Poet Laureate Carol Ann Duffy chooses 100 poems - including those from other conflicts and cultures - to commemorate the Armistice of 1918, and themes of peace and truce more generally.
The Armistice of 1918 brought ceasefire to the war on the Western Front, but 'the Great War' would not as hoped be 'the war to end all wars'. In this affecting selection, the Poet Laureate, Carol Ann Duffy, guides us deep into the act and root of 'armistice': its stoppage or 'stand' of arms, its search for truce and ceasefire.

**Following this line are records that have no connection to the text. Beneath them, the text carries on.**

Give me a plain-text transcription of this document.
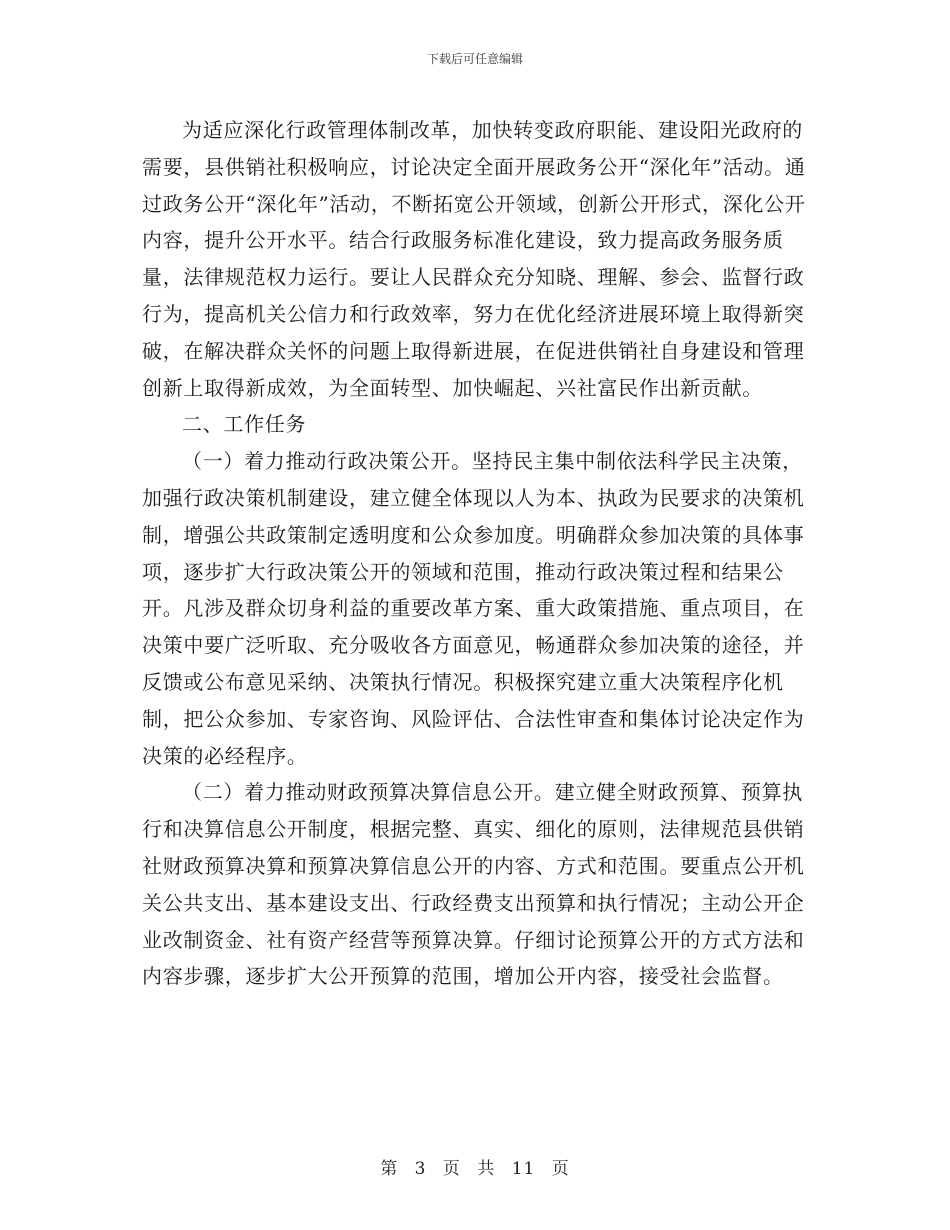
下载后可任意编辑

为适应深化行政管理体制改革，加快转变政府职能、建设阳光政府的需要，县供销社积极响应，讨论决定全面开展政务公开“深化年”活动。通过政务公开“深化年”活动，不断拓宽公开领域，创新公开形式，深化公开内容，提升公开水平。结合行政服务标准化建设，致力提高政务服务质量，法律规范权力运行。要让人民群众充分知晓、理解、参会、监督行政行为，提高机关公信力和行政效率，努力在优化经济进展环境上取得新突破，在解决群众关怀的问题上取得新进展，在促进供销社自身建设和管理创新上取得新成效，为全面转型、加快崛起、兴社富民作出新贡献。

二、工作任务

（一）着力推动行政决策公开。坚持民主集中制依法科学民主决策，加强行政决策机制建设，建立健全体现以人为本、执政为民要求的决策机制，增强公共政策制定透明度和公众参加度。明确群众参加决策的具体事项，逐步扩大行政决策公开的领域和范围，推动行政决策过程和结果公开。凡涉及群众切身利益的重要改革方案、重大政策措施、重点项目，在决策中要广泛听取、充分吸收各方面意见，畅通群众参加决策的途径，并反馈或公布意见采纳、决策执行情况。积极探究建立重大决策程序化机制，把公众参加、专家咨询、风险评估、合法性审查和集体讨论决定作为决策的必经程序。

（二）着力推动财政预算决算信息公开。建立健全财政预算、预算执行和决算信息公开制度，根据完整、真实、细化的原则，法律规范县供销社财政预算决算和预算决算信息公开的内容、方式和范围。要重点公开机关公共支出、基本建设支出、行政经费支出预算和执行情况；主动公开企业改制资金、社有资产经营等预算决算。仔细讨论预算公开的方式方法和内容步骤，逐步扩大公开预算的范围，增加公开内容，接受社会监督。

第 3 页 共 11 页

In 100 poems, our most cherished poets of the Great War speak alongside those from other conflicts and cultures, so that we hear some of the lesser-heard voices of war, including wives, families, those left behind.
These poems of war and peace memorialise the horror and the tragedy of conflict. At the same time, in armistice, they become a record of renewal and a testimony to hope.
Carol Ann Duffy won the 1993 Whitbread Award for Poetry and the Forward Prize for Best Collection for Mean Time. The World's Wife received the E. M. Forster Award in America, while Rapture won the T. S. Eliot Prize 2005. She is Professor of Contemporary Poetry at Manchester Metropolitan University. Her most recent volumes are New and Collected Poems for Children (2009) and The Bees (2011), which won the Costa Poetry Award. Her Collected Poems was published in 2015. She is Poet Laureate.